The main configuration file:

{
  "$schema": "https://opencode.ai/config.json",
  "default_agent": "build",
  "mcp": {
    "chrome-devtools": { ... },
    "context7": { ... }
  },
  "experimental": {
    "disable_paste_summary": true
  },
  "plugin": ["@tarquinen/opencode-dcp@3.0.4"]
}

Agent Definition Format

Each agent is a markdown file in agents/ with YAML frontmatter:

---
description: Human-readable description
mode: primary | subagent
model: github-copilot/claude-sonnet-4.6 | github-copilot/claude-opus-4.6
temperature: 0.1  # Optional
permission:
  tool_name: allow | deny
  task:
    "*": deny
    agent_name: allow
---

System prompt content in markdown below the frontmatter.

Skill Definition Format

Each skill directory contains a SKILL.md with optional YAML frontmatter and comprehensive instructional content. Supporting files (EXAMPLES.md, ANTI-PATTERNS.md, QUICKSTART.md, etc.) provide depth.

Directory Structure

~/.config/opencode/
├── opencode.jsonc           # Main configuration (MCP, plugins, default agent, experiments)
├── dcp.jsonc                # Dynamic Context Pruning plugin configuration
├── agents/                  # Agent definitions (10 agents)
│   ├── build.md             # Default agent — writes, tests, and verifies code
│   ├── plan.md              # Read-only planning/analysis agent
│   ├── general.md           # Unrestricted general-purpose agent
│   ├── coder.md             # File editing specialist subagent
│   ├── review.md            # Read-only code review subagent
│   ├── test-runner.md       # Test execution and reporting subagent
│   ├── search.md            # File/code search subagent
│   ├── explore.md           # Codebase exploration subagent
│   ├── browser.md           # Chrome DevTools interaction subagent
│   └── docs-lookup.md       # Documentation lookup subagent
├── commands/                # Custom slash commands
│   └── commit.md            # Git commit command
├── skills/                  # Loadable knowledge bundles
│   ├── e2e-testing/         # Playwright E2E testing guide (8 files)
│   ├── react-best-practices/# React development patterns (10 files)
│   ├── react-testable-code/ # Testable React components (9 files)
│   └── testing-library/     # React Testing Library guide (1 file)
└── package.json             # Dependencies (@opencode-ai/plugin)

Design Principles

  1. Principle of Least Privilege — Each agent has only the permissions it needs. Reviewers can't edit. Planners can't modify. Test runners can't write files.

  2. Test Everything — The build agent is explicitly instructed to run all code it writes. No assumptions, no hallucinated test results. Evidence is required.

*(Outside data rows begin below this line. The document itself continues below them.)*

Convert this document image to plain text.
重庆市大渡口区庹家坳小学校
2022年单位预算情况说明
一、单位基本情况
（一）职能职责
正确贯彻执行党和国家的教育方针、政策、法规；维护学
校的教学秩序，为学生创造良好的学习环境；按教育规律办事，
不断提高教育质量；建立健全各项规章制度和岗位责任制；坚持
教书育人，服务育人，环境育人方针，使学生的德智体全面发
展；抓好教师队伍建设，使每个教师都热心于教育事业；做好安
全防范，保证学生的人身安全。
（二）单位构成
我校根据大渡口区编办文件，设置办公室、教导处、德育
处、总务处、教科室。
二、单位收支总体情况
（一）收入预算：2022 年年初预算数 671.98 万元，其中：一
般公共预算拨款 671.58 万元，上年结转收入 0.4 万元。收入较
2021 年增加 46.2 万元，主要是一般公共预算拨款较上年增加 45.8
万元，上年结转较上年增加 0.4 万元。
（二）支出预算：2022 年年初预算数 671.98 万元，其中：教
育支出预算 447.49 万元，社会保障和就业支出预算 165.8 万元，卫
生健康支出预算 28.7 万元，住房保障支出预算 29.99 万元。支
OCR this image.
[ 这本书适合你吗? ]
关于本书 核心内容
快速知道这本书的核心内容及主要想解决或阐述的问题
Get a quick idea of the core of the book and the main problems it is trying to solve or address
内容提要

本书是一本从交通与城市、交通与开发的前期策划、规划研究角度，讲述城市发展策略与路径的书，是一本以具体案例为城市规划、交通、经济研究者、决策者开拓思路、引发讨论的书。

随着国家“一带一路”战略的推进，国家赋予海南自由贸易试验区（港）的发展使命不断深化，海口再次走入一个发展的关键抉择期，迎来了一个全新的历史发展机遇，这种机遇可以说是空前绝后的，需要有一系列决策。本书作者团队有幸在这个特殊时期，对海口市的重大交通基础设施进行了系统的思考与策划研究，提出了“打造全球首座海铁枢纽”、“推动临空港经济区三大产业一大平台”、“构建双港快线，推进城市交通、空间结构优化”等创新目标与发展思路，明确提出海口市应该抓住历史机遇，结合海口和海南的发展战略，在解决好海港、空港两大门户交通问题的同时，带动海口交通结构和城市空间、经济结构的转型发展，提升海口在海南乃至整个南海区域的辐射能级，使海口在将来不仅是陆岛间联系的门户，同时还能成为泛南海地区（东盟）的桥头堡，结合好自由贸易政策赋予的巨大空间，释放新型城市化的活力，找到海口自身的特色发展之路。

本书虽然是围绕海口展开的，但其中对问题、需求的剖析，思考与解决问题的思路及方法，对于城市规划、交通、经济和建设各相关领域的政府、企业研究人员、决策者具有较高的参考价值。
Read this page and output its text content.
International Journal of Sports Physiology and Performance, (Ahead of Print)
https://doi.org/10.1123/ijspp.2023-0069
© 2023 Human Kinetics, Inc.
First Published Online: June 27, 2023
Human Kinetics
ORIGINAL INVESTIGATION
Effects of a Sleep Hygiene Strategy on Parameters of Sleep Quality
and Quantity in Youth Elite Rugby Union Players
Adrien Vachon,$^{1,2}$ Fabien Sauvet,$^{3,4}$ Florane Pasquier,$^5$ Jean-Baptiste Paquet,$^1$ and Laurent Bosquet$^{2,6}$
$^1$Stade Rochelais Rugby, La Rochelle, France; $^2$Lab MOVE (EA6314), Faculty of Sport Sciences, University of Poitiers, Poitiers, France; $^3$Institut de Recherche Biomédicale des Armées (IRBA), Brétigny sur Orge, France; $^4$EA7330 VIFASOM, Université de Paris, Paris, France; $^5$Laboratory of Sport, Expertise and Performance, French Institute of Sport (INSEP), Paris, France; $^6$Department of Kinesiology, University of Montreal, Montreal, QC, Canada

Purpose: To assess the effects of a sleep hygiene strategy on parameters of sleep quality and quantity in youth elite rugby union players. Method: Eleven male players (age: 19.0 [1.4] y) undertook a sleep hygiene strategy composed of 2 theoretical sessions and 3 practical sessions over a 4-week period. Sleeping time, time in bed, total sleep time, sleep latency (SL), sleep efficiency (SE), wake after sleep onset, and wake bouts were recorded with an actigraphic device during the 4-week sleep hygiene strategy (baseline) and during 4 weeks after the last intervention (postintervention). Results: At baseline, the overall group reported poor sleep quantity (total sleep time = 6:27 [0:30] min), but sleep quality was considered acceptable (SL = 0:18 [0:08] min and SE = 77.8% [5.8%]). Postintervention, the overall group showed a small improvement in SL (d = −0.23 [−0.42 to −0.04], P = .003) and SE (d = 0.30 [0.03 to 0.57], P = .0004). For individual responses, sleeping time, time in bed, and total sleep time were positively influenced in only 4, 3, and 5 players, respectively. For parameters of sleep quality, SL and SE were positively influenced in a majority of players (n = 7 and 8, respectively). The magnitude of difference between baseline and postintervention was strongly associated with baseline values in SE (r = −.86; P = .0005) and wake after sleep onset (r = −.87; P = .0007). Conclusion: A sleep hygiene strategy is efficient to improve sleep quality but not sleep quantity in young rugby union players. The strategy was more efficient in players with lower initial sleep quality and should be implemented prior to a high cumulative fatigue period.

  3. Skills as Composable Knowledge — Domain expertise is modular and loaded on demand rather than baked into system prompts, keeping context windows efficient.

  4. Accessibility Equals Testability — The skills consistently reinforce that semantic HTML and ARIA attributes make both accessible software and reliable tests. One practice serves two goals.

  5. Model Cost Optimisation — Only the orchestrator and planner use Opus. Code review and editing use Sonnet. Pure tool-calling tasks (test execution, file search, exploration, documentation lookup) use Haiku. Each agent sits on the cheapest tier that can reliably do its job.

Usage

Typical Workflow

  1. Start OpenCode — the build agent is active by default.
  2. Describe what you want in natural language.
  3. The build agent writes code, runs tests, requests review, and reports results.
  4. Review the output and continue the conversation.

Switching Agents

  • Use @plan for planning and analysis tasks (read-only — won't make changes).
  • Use @general for unrestricted access to all tools.
  • Subagents are invoked automatically — you don't call them directly.

Using Commands

  • /commit — Triggers the commit command to stage and commit changes with descriptive messages.